I bring up all of this because, well, I’ve been experiencing a desire to neglect the whole of the past, and by doing so, a more full story of my life. Many of us do this, and you see it online a lot lately, with people worried about the death of social media and the internet through AI slop1 and then longing for a time before, when the internet wasn’t overrun by bots. I make a perfect past in my head because the present is too troubling to face. The rise of fascism in the United States and across the world is growing, companies are taking on more and more power in political spheres which is slowly eroding people’s ability to just afford the simple things in their lives while exploiting even more people in poorer countries across the world, and by extension killing the planet, while no politician is willing or able to actually change a single thing that might positively impact the planet or our lives.
So I return to nostalgia, and the freedom of being a child. It’s an easier story to fall for, one with less work, less apocalyptic fear. But I’d like to also remember my childhood dining room the same way I’d like to remember that the internet has always been a treacherous place for ideas.

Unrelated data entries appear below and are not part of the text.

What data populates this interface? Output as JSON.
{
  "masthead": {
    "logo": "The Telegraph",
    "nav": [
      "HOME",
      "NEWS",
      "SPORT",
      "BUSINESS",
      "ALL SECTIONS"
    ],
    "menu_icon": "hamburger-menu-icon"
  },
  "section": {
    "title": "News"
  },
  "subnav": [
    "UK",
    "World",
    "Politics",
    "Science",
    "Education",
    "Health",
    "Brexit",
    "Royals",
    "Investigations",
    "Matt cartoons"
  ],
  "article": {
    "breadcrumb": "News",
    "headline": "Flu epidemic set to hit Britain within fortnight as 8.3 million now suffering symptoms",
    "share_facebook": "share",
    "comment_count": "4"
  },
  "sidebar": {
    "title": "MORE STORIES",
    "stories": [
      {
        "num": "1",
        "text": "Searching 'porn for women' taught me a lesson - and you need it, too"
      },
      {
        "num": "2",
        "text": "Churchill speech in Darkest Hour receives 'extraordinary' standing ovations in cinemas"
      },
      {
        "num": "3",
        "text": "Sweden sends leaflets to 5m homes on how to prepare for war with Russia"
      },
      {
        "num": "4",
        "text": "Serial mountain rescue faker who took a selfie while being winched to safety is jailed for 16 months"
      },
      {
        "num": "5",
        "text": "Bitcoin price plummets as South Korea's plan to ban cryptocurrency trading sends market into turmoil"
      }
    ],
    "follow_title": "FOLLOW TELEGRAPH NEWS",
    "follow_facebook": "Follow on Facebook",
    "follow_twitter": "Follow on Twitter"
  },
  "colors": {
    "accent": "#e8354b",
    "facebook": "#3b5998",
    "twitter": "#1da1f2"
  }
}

The past is a story we choose to tell. Stories will leave out facts or ideas for the clarity of the narrative, to ensure that we see the throughline, whether we are telling that story to ourselves or to others willing to listen. Dwelling in a simpler past, whether that’s a past with less of an online world, or a past free from financial hardships, always feels easier than contending with the present. To not contend with this present moment and to hide away from it by longing for a past that inevitably never really existed, is to forget that the future, just as the past is made in the present. The future is inherently unknown, but it can be shifted by our actions today. We will be living in some future, though whose future is not always easy to see. Reminiscing, or ruminating, is to hide from where things are today, where they might go, and who might take us there. Things can change for the better well-being of the planet and people.
And yet, we can look to the past, with clearer eyes, and see other paths forward. The shutdown of the United States for the pandemic in 2020, as Taylor Lorenz recently said in a video essay2, gave us a glimpse at the possibility of a more equitable future. The 1960s and 70s in the United States showed us that, within educated collectives, we have the ability to experiment and play with the prospect of better futures. Looking to the past is important, but making it into something it wasn’t, that is the danger. We can use it to help create new futures, but to use it as a balm on the present is to forget that a better future can be created. I’m still trying to figure out how to help with that vision.